Section 13.1 Correlation Analysis

Recall that a scatterplot is a graph used to explore a relationship between two variables. The two variables can be defined further as the independent and dependent variables.
Figure 13.1.1. Scatter Plot (Made in GeoGebra by Mark Beckwith)

Definition 13.1.2.

  • An independent variable explains the variation in the dependent variable
  • A dependent variable is explained by one or more independent variables
Correlation analysis provides a way to measure the strength and direction of the linear relationship between the two variables (the aforementioned independent and dependent variables). This is done by computing the sample correlation coefficient, \(r\text{.}\)

Exercise 13.1.3.

(a)

    The range of the correlation coefficient is ...
  • -1 to 1
  • 0 to 1
  • -1 to 0
  • 0 to 100

(b)

    A positive value of the correlation coeffficient indicates that as \(x\) increases, ...
  • \(y\) also increases.
  • \(y\) decreases.
  • \(y\) stays the same.

(c)

    A negative value of the correlation coeffficient indicates that as \(x\) increases, ...
  • \(y\) increases.
  • \(y\) decreases.
  • \(y\) stays the same.
Recall that we used the Excel formula, CORREL, to calculate this number in a previous chapter. Now we improve on that skill by learning how to use a hypothesis test to assess the strength of the linear relationship described by \(r\text{.}\)
The population correlation coefficient, \(\rho\text{,}\) refers to the correlation between all values of two variables in a population. A value of \(\rho=0\) means that there is no linear relationship between \(x\) and \(y\text{.}\) We don’t know the value of \(\rho\) so we use the sample correlation coefficient to test whether we have enough evidence from the sample to conclude that there is a linear relationship between the variables in the population.

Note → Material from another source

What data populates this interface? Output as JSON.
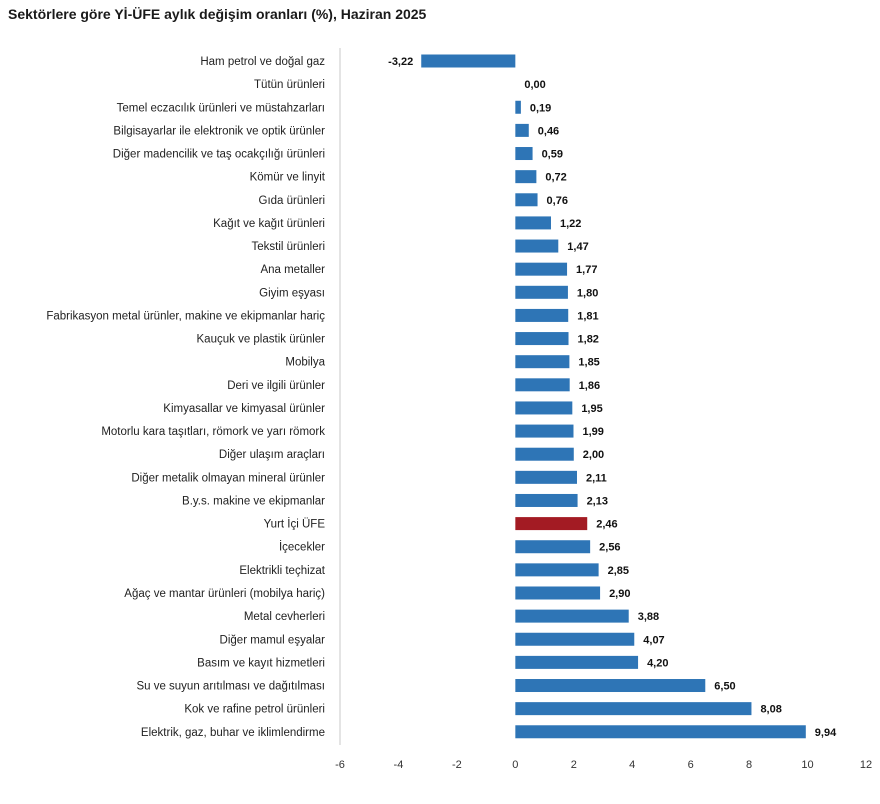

The two hypotheses for this hypothesis test are:
\begin{gather*} H_0 : \rho\leq 0 \\ H_1 : \rho>0 \end{gather*}
The test statistic uses the Student’s \(t\)-distribution with formula:
\begin{equation*} t = \frac{r}{\sqrt{\frac{1-r^2}{n-2}}} \end{equation*}
Degrees of freedom here are: \(df=n-2 \text{.}\)

Exercise 13.1.4.

The housing market in the United States is generally affected by economic conditions and interest rates, but also by the time of the year. More people usually buy and sell homes in the spring summer months. We want to see if there is a strong correlation between new home listings and temperature. The Excel file below includes the number of new housing listings in Colorado, as well as temperature and precipitation at Denver International Airport (DEN). external/sheets/Colorado Housing Inventory and Weather Data.xlsx

(a)

Determine the sample correlation coefficient between the number of new listings and the precipitation.
Answer.
\(r\approx 0.2867\)

(b)

Determine the sample correlation coefficient between the number of new listings and the maximum temperature.
Answer.
\(r\approx 0.6864\)

(c)

Using \(\alpha=0.02\text{,}\) test if the population correlation coefficient between the number of new listings and the maximum temperature is different from zero. What conclusions can you draw?
Answer.
We reject the null hypothesis and can conclude that the population correlation coefficient between the number of new listings and the maximum temperature is different from zero, and there is a linear relationship between these two variables.